Waddah, étudiant en architecture, ne s’intéresse pas à la politique. Il rentrait simplement chez lui après la fac. « Ce jour-là, je marchais normalement. Mes cheveux étaient longs, ça faisait deux ans que je ne les coupais plus. Un soldat m’a dit : "Hey toi le chevelu ! T’es un artiste ?" Il se moquait de moi. D’un coup, il m’a attrapé le bras et a appelé d’autres hommes en uniforme. Il a dit : "Celui-là, on va le tondre !". Il y avait des policiers, des miliciens, et des hommes en civil. Je me suis débattu, mais ils m’ont tabassé et mis au sol. Un des soldats s’est muni d’une lame de rasoir et a commencé à me taillader le crâne. »
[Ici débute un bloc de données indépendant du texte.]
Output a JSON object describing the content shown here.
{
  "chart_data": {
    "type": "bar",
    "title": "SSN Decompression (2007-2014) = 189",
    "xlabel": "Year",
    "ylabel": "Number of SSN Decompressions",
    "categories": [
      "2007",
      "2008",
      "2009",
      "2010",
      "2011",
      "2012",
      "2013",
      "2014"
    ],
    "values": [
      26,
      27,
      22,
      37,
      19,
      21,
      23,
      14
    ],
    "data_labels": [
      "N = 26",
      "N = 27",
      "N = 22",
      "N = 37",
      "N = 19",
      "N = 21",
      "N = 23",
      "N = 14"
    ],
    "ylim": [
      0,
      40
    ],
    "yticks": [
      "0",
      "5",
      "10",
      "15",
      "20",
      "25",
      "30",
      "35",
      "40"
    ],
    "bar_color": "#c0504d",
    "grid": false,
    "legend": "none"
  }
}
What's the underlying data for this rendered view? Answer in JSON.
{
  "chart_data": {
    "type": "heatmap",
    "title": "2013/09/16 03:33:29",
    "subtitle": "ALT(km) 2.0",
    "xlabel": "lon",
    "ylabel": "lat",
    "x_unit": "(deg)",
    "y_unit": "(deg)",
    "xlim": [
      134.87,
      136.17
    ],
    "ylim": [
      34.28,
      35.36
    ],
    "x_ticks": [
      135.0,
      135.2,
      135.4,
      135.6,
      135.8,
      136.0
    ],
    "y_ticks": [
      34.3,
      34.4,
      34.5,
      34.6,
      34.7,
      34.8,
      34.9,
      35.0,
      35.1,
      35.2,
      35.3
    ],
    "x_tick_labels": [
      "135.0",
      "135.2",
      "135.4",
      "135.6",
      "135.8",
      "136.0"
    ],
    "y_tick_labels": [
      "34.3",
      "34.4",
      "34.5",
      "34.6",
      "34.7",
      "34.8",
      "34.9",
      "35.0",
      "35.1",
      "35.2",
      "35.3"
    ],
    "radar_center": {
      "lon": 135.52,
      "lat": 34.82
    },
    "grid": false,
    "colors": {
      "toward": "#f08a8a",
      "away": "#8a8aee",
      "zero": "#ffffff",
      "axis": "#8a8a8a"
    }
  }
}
À trois ans d’intervalle, Ahmed a été tondu deux fois. La première en janvier 2019 sous le règne d’el-Bachir. Des soldats lui ont creusé un sillon en plein milieu de ses longues dreadlocks, avant de l’emprisonner pendant deux mois. La seconde fois, c’était en mai dernier, suite au coup d’État militaire. Un véhicule chargé de miliciens lui fonce dessus et le renverse. Il tombe, le crâne en sang.
« Quand ils m’ont ramassé, j’étais entre la vie et la mort, raconte Ahmed. J’ai repris connaissance dans le centre de police. Ils voulaient me transférer à la prison, mais j’avais perdu tellement de sang qu’ils ont eu peur que je crève entre leurs mains. Avant de me relâcher, l’un d’eux a dit : "Attends, on ne le libère pas comme ça, on va le corriger”. Deux personnes m’ont attaché les bras dans le dos et ils m’ont coupé les cheveux au rasoir. La mousse se mélangeait au sang. Ensuite, ils m’ont chargé dans un pick-up et m’ont balancé dans un terrain vague, laissé pour mort. Des gens m’ont trouvé dans les poubelles. J’ai l’impression d’avoir été violé ce jour-là. Dans mon identité. »
Ces campagnes d’humiliations ne suffisent pas à intimider les manifestants qui retournent chaque semaine dans les rues. La chute d’el-Béchir avait ouvert une fenêtre de liberté, ils sont bien déterminés à ne pas la laisser se refermer.